Meseleye neresinden bakarsanız bakın sonuç değişmez.
Nedeni ne olursa olsun…
Vatan, vatandır…
Çünkü; Vatan’ın içinde hayatınız, sevdikleriniz, milletiniz, atalarınız, tarihiniz, geçmişiniz, geleceğiniz, namusunuz, onurunuz, refahınız, mutluluğunuz, huzurunuz, hayalleriniz kısacası yaşama, insana ve ulusa dair ne varsa hepsi vardır.
Neticede mevzubahis olan vatandır…
Vatan olmadan olmaz…
Vatansız olmaz…
Her bir yurttaş kendince vatanını sever…
Vatanını sevmeyen yoktur…
Yoktur ama nedense ülkemizde, kişilerin “Vatan Sevgisi” hep sorgulanır, hep de sorgulanmıştır…
Kişiler birbirlerine kolaylıkla, “Vatan Haini” diyebilmektedir.
Ve kişiler kendilerini “Vatansever!” ilan eder…
Sanki tek kendisi vatansevermiş gibi…
En çok da yazarlar, çizerler, sanatçılar, bilim insanları, aydınlar, demokratlar, vatan hainliği ile suçlanır.

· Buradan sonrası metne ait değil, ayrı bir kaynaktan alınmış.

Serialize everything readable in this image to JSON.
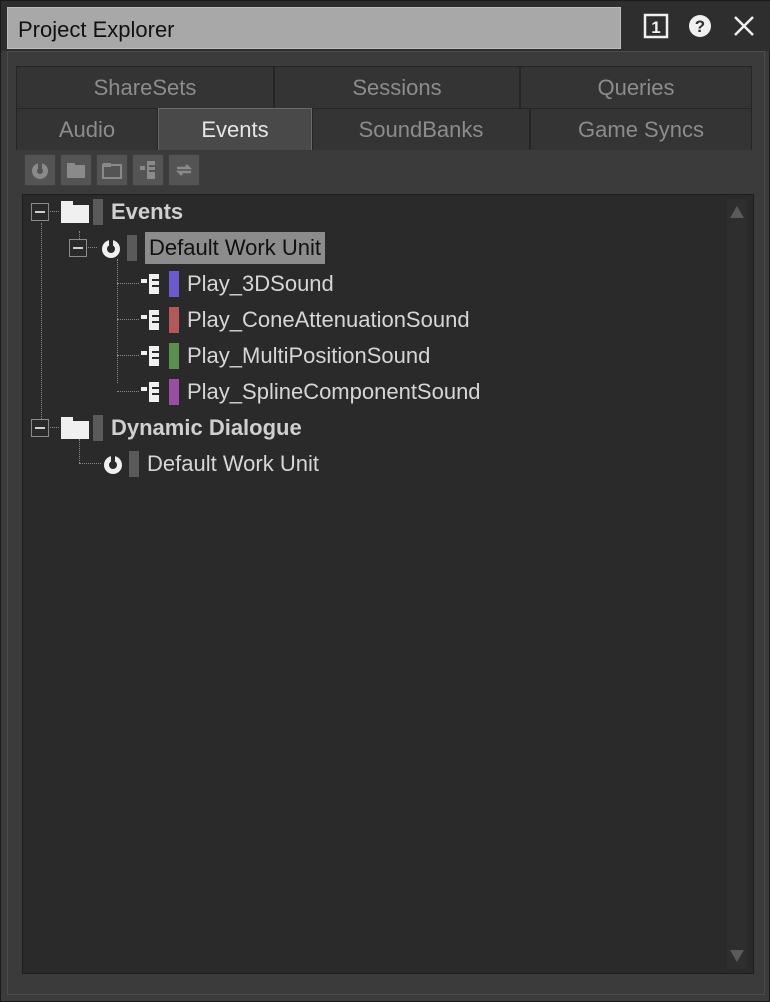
{
  "window": {
    "title": "Project Explorer",
    "icons": [
      "pin-1-icon",
      "help-icon",
      "close-icon"
    ]
  },
  "tabs": {
    "row1": [
      "ShareSets",
      "Sessions",
      "Queries"
    ],
    "row2": [
      "Audio",
      "Events",
      "SoundBanks",
      "Game Syncs"
    ],
    "active": "Events"
  },
  "toolbar": {
    "buttons": [
      "new-work-unit-icon",
      "new-folder-icon",
      "new-virtual-folder-icon",
      "new-event-icon",
      "rename-icon"
    ]
  },
  "tree": {
    "events_root": "Events",
    "events_wu": "Default Work Unit",
    "events": [
      {
        "label": "Play_3DSound",
        "color": "#6a5acd"
      },
      {
        "label": "Play_ConeAttenuationSound",
        "color": "#b4585a"
      },
      {
        "label": "Play_MultiPositionSound",
        "color": "#5b8f4f"
      },
      {
        "label": "Play_SplineComponentSound",
        "color": "#9a4ea3"
      }
    ],
    "dialogue_root": "Dynamic Dialogue",
    "dialogue_wu": "Default Work Unit"
  },
  "colors": {
    "title_bg": "#a8a8a8",
    "panel_bg": "#2a2a2a",
    "selected_bg": "#8c8c8c"
  }
}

Nazım Hikmet, yıllarca bu suçlamaya maruz kalmış bir şairdir.
Bu suçlama ona çok ağır gelmiş olacak ki; “VATAN HAİNİ” şiirini yazar ve “Nâzım Hikmet vatan hainliğine devam ediyor hâlâ.” diyerek devam eder…

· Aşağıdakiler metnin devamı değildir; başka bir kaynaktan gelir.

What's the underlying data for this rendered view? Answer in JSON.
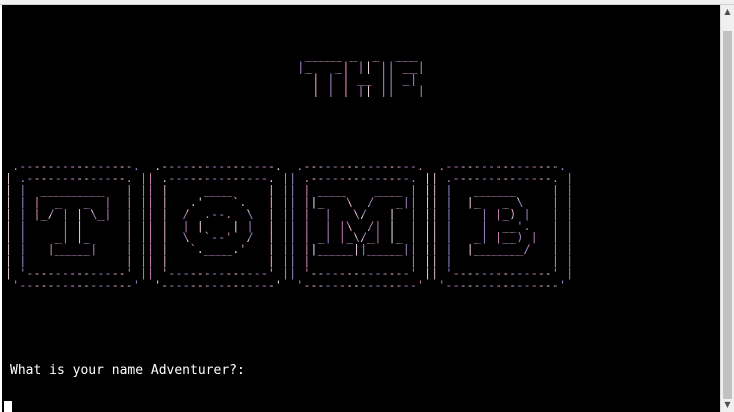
{
  "terminal": {
    "title_art": "   _____ _  _  ___ \n  |_   _| || || __|\n    | | | __ || _| \n    |_| |_||_||___|",
    "tomb_art": " .----------------.  .----------------.  .----------------.  .----------------. \n| .--------------. || .--------------. || .--------------. || .--------------. |\n| |  _________   | || |     ____     | || | ____    ____ | || |   ______     | |\n| | |  _   _  |  | || |   .'    `.   | || ||_   \\  /   _|| || |  |_   _ \\    | |\n| | |_/ | | \\_|  | || |  /  .--.  \\  | || |  |   \\/   |  | || |    | |_) |   | |\n| |     | |      | || |  | |    | |  | || |  | |\\  /| |  | || |    |  __'.   | |\n| |    _| |_     | || |  \\  `--'  /  | || | _| |_\\/_| |_ | || |   _| |__) |  | |\n| |   |_____|    | || |   `.____.'   | || ||_____||_____|| || |  |_______/   | |\n| |              | || |              | || |              | || |              | |\n| '--------------' || '--------------' || '--------------' || '--------------' |\n '----------------'  '----------------'  '----------------'  '----------------' ",
    "prompt": "What is your name Adventurer?:",
    "input_value": ""
  },
  "colors": {
    "background": "#000000",
    "text": "#ffffff",
    "art_blue": "#8a8ad8",
    "art_pink": "#d07aa8"
  }
}
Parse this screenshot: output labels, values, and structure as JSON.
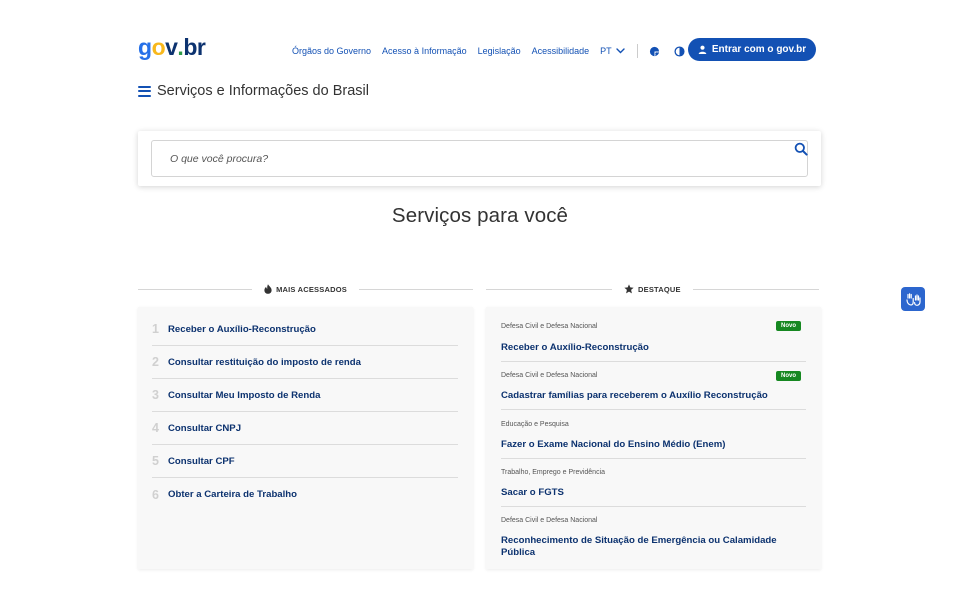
{
  "header": {
    "logo": {
      "g": "g",
      "o": "o",
      "v": "v",
      "dot": ".",
      "br": "br"
    },
    "nav": [
      {
        "label": "Órgãos do Governo"
      },
      {
        "label": "Acesso à Informação"
      },
      {
        "label": "Legislação"
      },
      {
        "label": "Acessibilidade"
      }
    ],
    "language": "PT",
    "icons": [
      "chevron-down-icon",
      "color-palette-icon",
      "contrast-icon",
      "user-icon"
    ],
    "login_label": "Entrar com o gov.br"
  },
  "menu": {
    "title": "Serviços e Informações do Brasil"
  },
  "search": {
    "placeholder": "O que você procura?",
    "value": ""
  },
  "section": {
    "title": "Serviços para você"
  },
  "most_accessed": {
    "heading": "MAIS ACESSADOS",
    "items": [
      {
        "rank": "1",
        "label": "Receber o Auxílio-Reconstrução"
      },
      {
        "rank": "2",
        "label": "Consultar restituição do imposto de renda"
      },
      {
        "rank": "3",
        "label": "Consultar Meu Imposto de Renda"
      },
      {
        "rank": "4",
        "label": "Consultar CNPJ"
      },
      {
        "rank": "5",
        "label": "Consultar CPF"
      },
      {
        "rank": "6",
        "label": "Obter a Carteira de Trabalho"
      }
    ]
  },
  "featured": {
    "heading": "DESTAQUE",
    "items": [
      {
        "category": "Defesa Civil e Defesa Nacional",
        "title": "Receber o Auxílio-Reconstrução",
        "badge": "Novo"
      },
      {
        "category": "Defesa Civil e Defesa Nacional",
        "title": "Cadastrar famílias para receberem o Auxílio Reconstrução",
        "badge": "Novo"
      },
      {
        "category": "Educação e Pesquisa",
        "title": "Fazer o Exame Nacional do Ensino Médio (Enem)"
      },
      {
        "category": "Trabalho, Emprego e Previdência",
        "title": "Sacar o FGTS"
      },
      {
        "category": "Defesa Civil e Defesa Nacional",
        "title": "Reconhecimento de Situação de Emergência ou Calamidade Pública"
      }
    ]
  },
  "colors": {
    "primary": "#1351b4",
    "dark_blue": "#0c326f",
    "badge_green": "#168821"
  }
}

Vatanı için on üç yıl yatmış, ömrü sürgünde geçmiş bir şaire yapılabilecek en ağır suçlama vatan hainliğidir.
Sanatçılar, yazarlar, aydınlar…
Hayatlarını vatanları için feda etmiş insanlardır…
Vatanı en çok onlar sever…
Neyse ki, tarih gerçek bir mahkemedir…
Kimin vatansever, kimin vatan haini olduğunu ortaya çıkartır…
Hakkı hakkına teslim eder…
Bizde işler biraz semboller üzerinden yürür…
Değer yargıları, semboller üzerine kurulur…
Şeklen yapılan işler, karşılık bulur…
Gösteriş önemlidir…
Gerçek sevgi nedir?
İyi insan, kimdir?
Çok dert edilmez…
Sevgililer gününde alınan bir çiçek, en büyük sevgi gösterisi oluverir…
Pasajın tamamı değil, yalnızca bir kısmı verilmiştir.